January 31, 2013
Determining coverage in continuous and progressive loss cases involving scores of policies issued over many years is complicated. The insured, to which the policy was initially issued, may no longer exist—or at least no longer exist in the form that it had when the policy was issued. Over the years, many insureds will merge with other business, or undergo restructurings in which they spin off assets or whole divisions. Rights under the original insured’s liability policies will be assigned to the merged entity or to the new business entity, usually without obtaining the consent of the insurer.
All too often, the transactional lawyers who put these deals together forget to talk to their firm’s insurance lawyers, and consequently, overlook policy provisions prohibiting any assignment of any interest in the policies without the insurer’s consent. Since commercial liability insurance coverage typically is triggered when the injury or damage occurs, not when it is discovered—or when the insured is sued—this oversight can have catastrophic financial consequences for business entities faced with liability for the tortuous conduct of their predecessors.
This is the predicament Fluor Corporation found itself in after being sued by numerous plaintiffs for injuries suffered as a result of exposure to asbestos at its predecessor’s work sites. The California Supreme Court’s holding in Henkel Corp. v. Hartford Accident & Indemnity Co upholding the enforceability of consent-to-assignment clauses, at least in corporate restructurings and spinoffs where both the original insured and the successor business continue to exist, posed what appeared to be an insurmountable hurdle to Fluor’s ability to obtain insurance coverage in these lawsuits.

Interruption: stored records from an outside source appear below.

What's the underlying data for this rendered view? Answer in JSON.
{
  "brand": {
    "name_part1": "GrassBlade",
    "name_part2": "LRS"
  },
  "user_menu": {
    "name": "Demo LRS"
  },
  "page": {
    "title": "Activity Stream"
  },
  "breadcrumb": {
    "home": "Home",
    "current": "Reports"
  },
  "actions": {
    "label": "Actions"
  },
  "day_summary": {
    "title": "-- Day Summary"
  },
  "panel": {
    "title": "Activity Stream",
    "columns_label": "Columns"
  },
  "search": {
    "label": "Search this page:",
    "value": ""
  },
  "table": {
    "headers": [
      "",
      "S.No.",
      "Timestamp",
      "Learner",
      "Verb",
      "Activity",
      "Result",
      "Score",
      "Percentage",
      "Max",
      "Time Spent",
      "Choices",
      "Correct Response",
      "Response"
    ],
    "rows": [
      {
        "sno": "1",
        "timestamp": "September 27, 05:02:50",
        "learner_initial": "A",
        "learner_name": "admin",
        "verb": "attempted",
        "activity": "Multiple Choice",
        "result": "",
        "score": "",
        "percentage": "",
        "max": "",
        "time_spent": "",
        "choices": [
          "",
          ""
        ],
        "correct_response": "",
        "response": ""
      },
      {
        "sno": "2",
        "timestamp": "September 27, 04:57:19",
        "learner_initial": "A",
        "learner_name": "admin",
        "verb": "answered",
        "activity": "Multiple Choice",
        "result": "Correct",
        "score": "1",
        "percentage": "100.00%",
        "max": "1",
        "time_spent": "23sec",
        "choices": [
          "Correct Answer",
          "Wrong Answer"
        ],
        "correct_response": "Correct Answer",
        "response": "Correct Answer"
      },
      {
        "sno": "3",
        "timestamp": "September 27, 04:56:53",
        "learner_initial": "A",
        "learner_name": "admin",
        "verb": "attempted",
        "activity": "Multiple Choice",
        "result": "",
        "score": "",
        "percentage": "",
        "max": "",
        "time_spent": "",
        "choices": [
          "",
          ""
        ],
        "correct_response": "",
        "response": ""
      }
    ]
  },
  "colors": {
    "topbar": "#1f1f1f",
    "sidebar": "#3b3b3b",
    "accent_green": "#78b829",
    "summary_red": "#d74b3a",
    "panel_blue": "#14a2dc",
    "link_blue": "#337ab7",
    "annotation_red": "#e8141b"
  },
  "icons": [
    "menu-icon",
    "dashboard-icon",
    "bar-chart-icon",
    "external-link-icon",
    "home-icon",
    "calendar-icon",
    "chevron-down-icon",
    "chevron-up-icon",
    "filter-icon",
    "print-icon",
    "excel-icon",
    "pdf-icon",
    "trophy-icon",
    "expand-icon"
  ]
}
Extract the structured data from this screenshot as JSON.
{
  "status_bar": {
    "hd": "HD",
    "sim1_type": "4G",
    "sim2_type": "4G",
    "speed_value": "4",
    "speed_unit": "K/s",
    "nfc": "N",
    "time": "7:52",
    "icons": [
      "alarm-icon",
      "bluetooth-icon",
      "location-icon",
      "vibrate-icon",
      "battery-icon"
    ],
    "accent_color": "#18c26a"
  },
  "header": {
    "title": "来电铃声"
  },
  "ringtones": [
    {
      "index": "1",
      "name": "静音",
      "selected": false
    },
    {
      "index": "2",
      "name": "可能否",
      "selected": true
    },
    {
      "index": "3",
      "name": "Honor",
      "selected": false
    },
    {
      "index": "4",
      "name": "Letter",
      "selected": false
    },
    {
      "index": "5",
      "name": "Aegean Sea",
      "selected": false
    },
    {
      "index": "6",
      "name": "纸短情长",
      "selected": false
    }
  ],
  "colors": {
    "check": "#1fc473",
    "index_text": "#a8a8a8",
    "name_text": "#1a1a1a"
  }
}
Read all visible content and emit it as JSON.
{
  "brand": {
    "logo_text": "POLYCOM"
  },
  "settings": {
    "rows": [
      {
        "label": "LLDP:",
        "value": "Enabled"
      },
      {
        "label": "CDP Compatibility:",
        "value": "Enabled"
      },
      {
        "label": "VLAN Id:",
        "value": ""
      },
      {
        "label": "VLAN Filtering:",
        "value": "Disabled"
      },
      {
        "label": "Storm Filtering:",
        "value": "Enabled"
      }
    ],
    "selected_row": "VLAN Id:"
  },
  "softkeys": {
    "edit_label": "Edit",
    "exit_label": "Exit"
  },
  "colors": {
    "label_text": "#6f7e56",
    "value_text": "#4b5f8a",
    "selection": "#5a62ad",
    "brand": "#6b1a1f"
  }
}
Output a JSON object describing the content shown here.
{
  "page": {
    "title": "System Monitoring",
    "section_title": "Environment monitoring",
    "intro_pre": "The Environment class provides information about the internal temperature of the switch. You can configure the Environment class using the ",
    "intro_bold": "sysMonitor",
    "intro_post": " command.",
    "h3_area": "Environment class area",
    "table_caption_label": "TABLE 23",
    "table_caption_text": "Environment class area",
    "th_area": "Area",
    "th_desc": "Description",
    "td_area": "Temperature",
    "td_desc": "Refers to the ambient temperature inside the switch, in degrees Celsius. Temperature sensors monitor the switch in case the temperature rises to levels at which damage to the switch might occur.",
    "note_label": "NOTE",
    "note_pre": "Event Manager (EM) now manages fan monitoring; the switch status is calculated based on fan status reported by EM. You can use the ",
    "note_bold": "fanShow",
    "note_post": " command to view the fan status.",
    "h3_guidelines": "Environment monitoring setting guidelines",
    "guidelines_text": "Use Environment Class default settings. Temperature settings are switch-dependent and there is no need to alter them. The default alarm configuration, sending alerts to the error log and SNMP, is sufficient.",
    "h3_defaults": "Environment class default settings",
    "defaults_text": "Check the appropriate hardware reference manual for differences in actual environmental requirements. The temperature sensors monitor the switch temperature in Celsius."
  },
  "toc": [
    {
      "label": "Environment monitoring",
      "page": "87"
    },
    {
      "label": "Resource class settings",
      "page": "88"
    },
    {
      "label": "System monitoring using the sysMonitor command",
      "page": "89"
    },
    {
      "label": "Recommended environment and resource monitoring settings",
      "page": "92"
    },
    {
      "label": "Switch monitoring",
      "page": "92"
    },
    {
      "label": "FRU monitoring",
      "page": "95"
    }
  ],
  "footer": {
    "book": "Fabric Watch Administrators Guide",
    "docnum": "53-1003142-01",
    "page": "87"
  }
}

But it now appears that Fluor may have found a metaphorical lifeline in the form of a 135 year-old statute that neither the Supreme Court, nor any of the scores of briefs filed with the Court, cited, or apparently, considered in Henkel. Originally enacted in 1872 as part of the codification of California law, and later moved to the Insurance Code in 1935, the provision on which Fluor relied, Insurance Code § 520, provides: “An agreement not to transfer the claim of the insured against the insurer after a loss has happened, is void if made before the loss…”
The California Supreme Court has agreed to Fluor’s request to reconsider Henkel in light of the Court’s own oversight in failing to consider § 520’s directive. The conundrum for the Court will be whether the Legislature intended § 520 to apply to a form of insurance that did not exist in 1872, and would not exist for another 30-40 years.